Hiç süt gelmemesi, sütün gayet az miktarda olması, meme ödemi hayal kırıklığı yaratan olaylardır. Hatta yeni doğan yavruya yetecek kadar süt bile alınamaması hayvan sahiplerini çaresizliğe düşürebilir. Bu sorunların biri ilk doğumunu yapmış düvelerin “kör meme”li olmalarıdır. Doğum öncesi dönemde, bazen buzağıyken birbirini emenlerde görülen bu sorun her ırkta ortaya çıkmakla birlikte Simmental ırkı düvelerde biraz daha fazla görülmektedir.
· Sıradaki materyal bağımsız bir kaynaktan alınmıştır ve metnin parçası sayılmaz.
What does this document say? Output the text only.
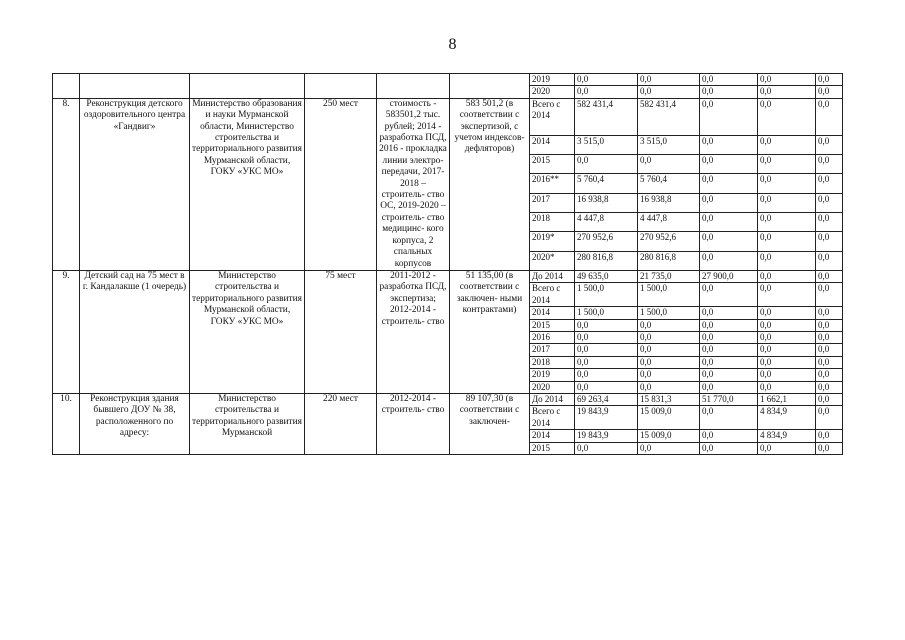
8
						2019	0,0	0,0	0,0	0,0	0,0
						2020	0,0	0,0	0,0	0,0	0,0
8.	Реконструкция детского оздоровительного центра «Гандвиг»	Министерство образования и науки Мурманской области, Министерство строительства и территориального развития Мурманской области, ГОКУ «УКС МО»	250 мест	стоимость - 583501,2 тыс. рублей; 2014 - разработка ПСД, 2016 - прокладка линии электро- передачи, 2017-2018 – строитель- ство ОС, 2019-2020 – строитель- ство медицинс- кого корпуса, 2 спальных корпусов	583 501,2 (в соответствии с экспертизой, с учетом индексов- дефляторов)	Всего с 2014	582 431,4	582 431,4	0,0	0,0	0,0
						2014	3 515,0	3 515,0	0,0	0,0	0,0
						2015	0,0	0,0	0,0	0,0	0,0
						2016**	5 760,4	5 760,4	0,0	0,0	0,0
						2017	16 938,8	16 938,8	0,0	0,0	0,0
						2018	4 447,8	4 447,8	0,0	0,0	0,0
						2019*	270 952,6	270 952,6	0,0	0,0	0,0
						2020*	280 816,8	280 816,8	0,0	0,0	0,0
9.	Детский сад на 75 мест в г. Кандалакше (1 очередь)	Министерство строительства и территориального развития Мурманской области, ГОКУ «УКС МО»	75 мест	2011-2012 - разработка ПСД, экспертиза; 2012-2014 - строитель- ство	51 135,00 (в соответствии с заключен- ными контрактами)	До 2014	49 635,0	21 735,0	27 900,0	0,0	0,0
						Всего с 2014	1 500,0	1 500,0	0,0	0,0	0,0
						2014	1 500,0	1 500,0	0,0	0,0	0,0
						2015	0,0	0,0	0,0	0,0	0,0
						2016	0,0	0,0	0,0	0,0	0,0
						2017	0,0	0,0	0,0	0,0	0,0
						2018	0,0	0,0	0,0	0,0	0,0
						2019	0,0	0,0	0,0	0,0	0,0
						2020	0,0	0,0	0,0	0,0	0,0
10.	Реконструкция здания бывшего ДОУ № 38, расположенного по адресу:	Министерство строительства и территориального развития Мурманской	220 мест	2012-2014 - строитель- ство	89 107,30 (в соответствии с заключен-	До 2014	69 263,4	15 831,3	51 770,0	1 662,1	0,0
						Всего с 2014	19 843,9	15 009,0	0,0	4 834,9	0,0
						2014	19 843,9	15 009,0	0,0	4 834,9	0,0
						2015	0,0	0,0	0,0	0,0	0,0
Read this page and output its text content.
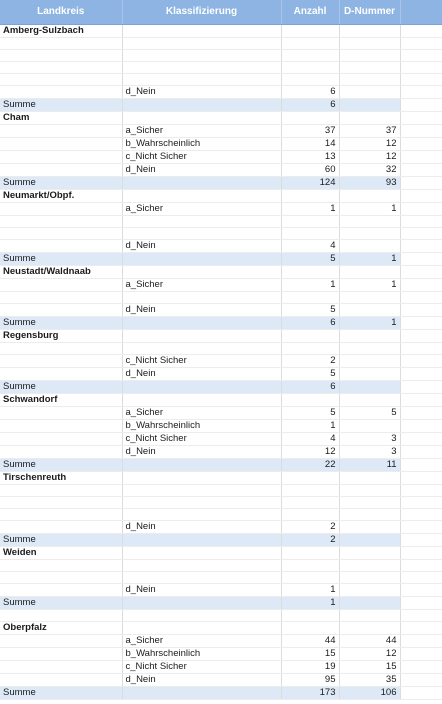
Landkreis	Klassifizierung	Anzahl	D-Nummer	
Amberg-Sulzbach				

	d_Nein	6		
Summe		6		
Cham				
	a_Sicher	37	37	
	b_Wahrscheinlich	14	12	
	c_Nicht Sicher	13	12	
	d_Nein	60	32	
Summe		124	93	
Neumarkt/Obpf.				
	a_Sicher	1	1	

	d_Nein	4		
Summe		5	1	
Neustadt/Waldnaab				
	a_Sicher	1	1	

	d_Nein	5		
Summe		6	1	
Regensburg				

	c_Nicht Sicher	2		
	d_Nein	5		
Summe		6		
Schwandorf				
	a_Sicher	5	5	
	b_Wahrscheinlich	1		
	c_Nicht Sicher	4	3	
	d_Nein	12	3	
Summe		22	11	
Tirschenreuth				

	d_Nein	2		
Summe		2		
Weiden				

	d_Nein	1		
Summe		1		

Oberpfalz				
	a_Sicher	44	44	
	b_Wahrscheinlich	15	12	
	c_Nicht Sicher	19	15	
	d_Nein	95	35	
Summe		173	106	
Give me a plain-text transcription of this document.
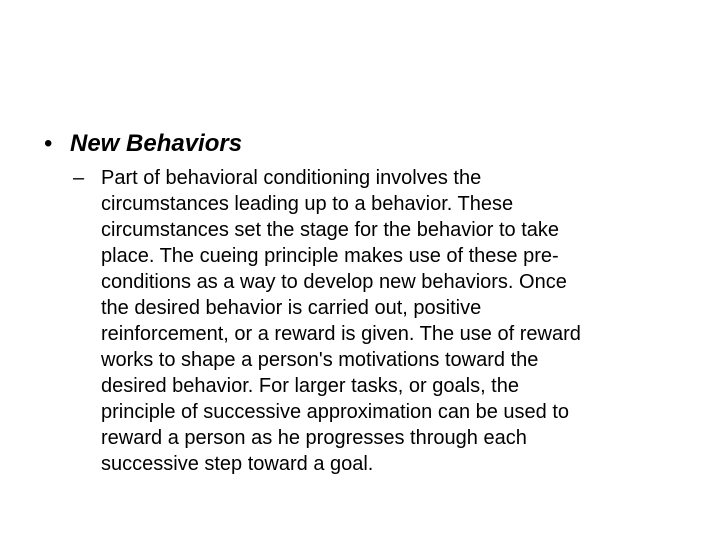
• New Behaviors
– Part of behavioral conditioning involves the
circumstances leading up to a behavior. These
circumstances set the stage for the behavior to take
place. The cueing principle makes use of these pre-
conditions as a way to develop new behaviors. Once
the desired behavior is carried out, positive
reinforcement, or a reward is given. The use of reward
works to shape a person's motivations toward the
desired behavior. For larger tasks, or goals, the
principle of successive approximation can be used to
reward a person as he progresses through each
successive step toward a goal.
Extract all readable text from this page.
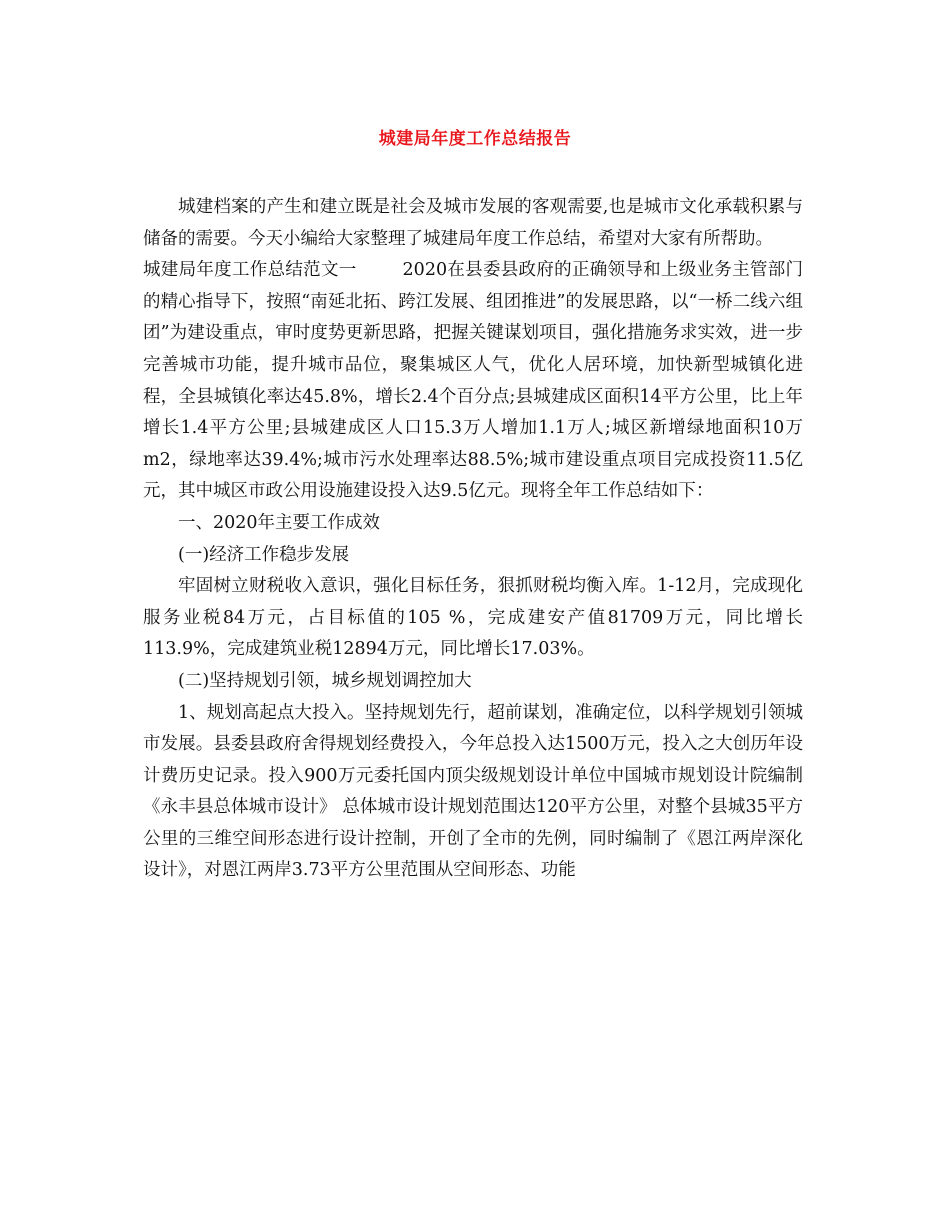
城建局年度工作总结报告

城建档案的产生和建立既是社会及城市发展的客观需要,也是城市文化承载积累与储备的需要。今天小编给大家整理了城建局年度工作总结，希望对大家有所帮助。

城建局年度工作总结范文一	2020在县委县政府的正确领导和上级业务主管部门的精心指导下，按照“南延北拓、跨江发展、组团推进”的发展思路，以“一桥二线六组团”为建设重点，审时度势更新思路，把握关键谋划项目，强化措施务求实效，进一步完善城市功能，提升城市品位，聚集城区人气，优化人居环境，加快新型城镇化进程，全县城镇化率达45.8%，增长2.4个百分点;县城建成区面积14平方公里，比上年增长1.4平方公里;县城建成区人口15.3万人增加1.1万人;城区新增绿地面积10万m2，绿地率达39.4%;城市污水处理率达88.5%;城市建设重点项目完成投资11.5亿元，其中城区市政公用设施建设投入达9.5亿元。现将全年工作总结如下：

一、2020年主要工作成效

(一)经济工作稳步发展

牢固树立财税收入意识，强化目标任务，狠抓财税均衡入库。1-12月，完成现化服务业税84万元，占目标值的105 %，完成建安产值81709万元，同比增长113.9%，完成建筑业税12894万元，同比增长17.03%。

(二)坚持规划引领，城乡规划调控加大

1、规划高起点大投入。坚持规划先行，超前谋划，准确定位，以科学规划引领城市发展。县委县政府舍得规划经费投入，今年总投入达1500万元，投入之大创历年设计费历史记录。投入900万元委托国内顶尖级规划设计单位中国城市规划设计院编制《永丰县总体城市设计》 总体城市设计规划范围达120平方公里，对整个县城35平方公里的三维空间形态进行设计控制，开创了全市的先例，同时编制了《恩江两岸深化设计》，对恩江两岸3.73平方公里范围从空间形态、功能
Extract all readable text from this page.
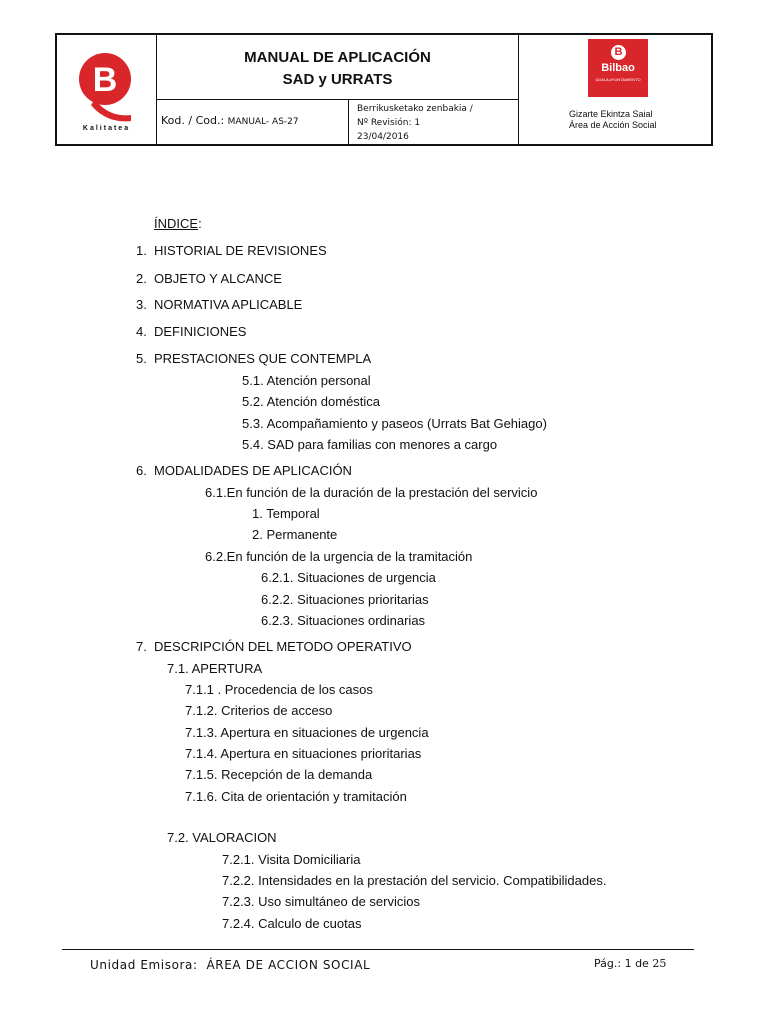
B
Kalitatea
MANUAL DE APLICACIÓN
SAD y URRATS
Kod. / Cod.: MANUAL- AS-27
Berrikusketako zenbakia /
Nº Revisión: 1
23/04/2016
B
Bilbao
UDALA AYUNTAMIENTO
Gizarte Ekintza Saial
Área de Acción Social
ÍNDICE:
1. HISTORIAL DE REVISIONES
2. OBJETO Y ALCANCE
3. NORMATIVA APLICABLE
4. DEFINICIONES
5. PRESTACIONES QUE CONTEMPLA
5.1. Atención personal
5.2. Atención doméstica
5.3. Acompañamiento y paseos (Urrats Bat Gehiago)
5.4. SAD para familias con menores a cargo
6. MODALIDADES DE APLICACIÓN
6.1.En función de la duración de la prestación del servicio
1. Temporal
2. Permanente
6.2.En función de la urgencia de la tramitación
6.2.1. Situaciones de urgencia
6.2.2. Situaciones prioritarias
6.2.3. Situaciones ordinarias
7. DESCRIPCIÓN DEL METODO OPERATIVO
7.1. APERTURA
7.1.1 . Procedencia de los casos
7.1.2. Criterios de acceso
7.1.3. Apertura en situaciones de urgencia
7.1.4. Apertura en situaciones prioritarias
7.1.5. Recepción de la demanda
7.1.6. Cita de orientación y tramitación
7.2. VALORACION
7.2.1. Visita Domiciliaria
7.2.2. Intensidades en la prestación del servicio. Compatibilidades.
7.2.3. Uso simultáneo de servicios
7.2.4. Calculo de cuotas
Unidad Emisora: ÁREA DE ACCION SOCIAL	Pág.: 1 de 25
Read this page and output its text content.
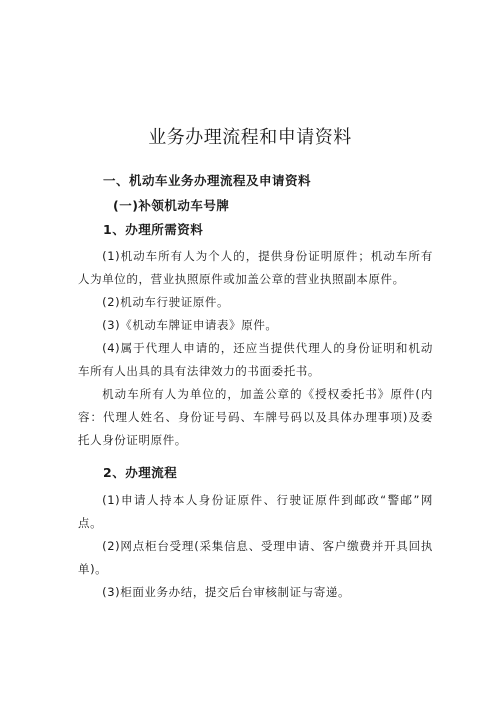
业务办理流程和申请资料
一、机动车业务办理流程及申请资料
(一)补领机动车号牌
1、办理所需资料
(1)机动车所有人为个人的，提供身份证明原件；机动车所有人为单位的，营业执照原件或加盖公章的营业执照副本原件。
(2)机动车行驶证原件。
(3)《机动车牌证申请表》原件。
(4)属于代理人申请的，还应当提供代理人的身份证明和机动车所有人出具的具有法律效力的书面委托书。
机动车所有人为单位的，加盖公章的《授权委托书》原件(内容：代理人姓名、身份证号码、车牌号码以及具体办理事项)及委托人身份证明原件。
2、办理流程
(1)申请人持本人身份证原件、行驶证原件到邮政“警邮”网点。
(2)网点柜台受理(采集信息、受理申请、客户缴费并开具回执单)。
(3)柜面业务办结，提交后台审核制证与寄递。
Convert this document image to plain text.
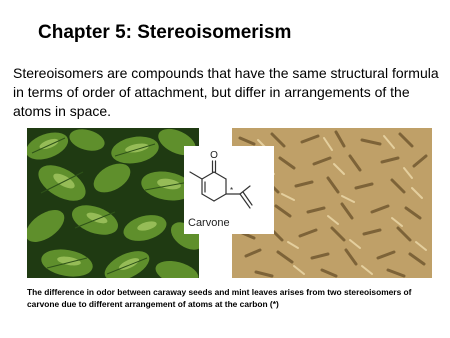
Chapter 5: Stereoisomerism
Stereoisomers are compounds that have the same structural formula in terms of order of attachment, but differ in arrangements of the atoms in space.
O
*
Carvone
The difference in odor between caraway seeds and mint leaves arises from two stereoisomers of carvone due to different arrangement of atoms at the carbon (*)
Kalıtsal olduğu düşünülse de katılım ihtimalinin gözardı edilebilecek kadar düşük olduğu yapılan çalışmalarla ortaya konulmuştur. Asıl sorunun kendini emme ya da birbirini emme olduğu ifade edilmektedir.
Bu anormal davranış sıkışık, kalabalık, konforsuz, stres yaratan ortamlarda kendini göstermekte ve emme sorunu ortaya çıkmaktadır.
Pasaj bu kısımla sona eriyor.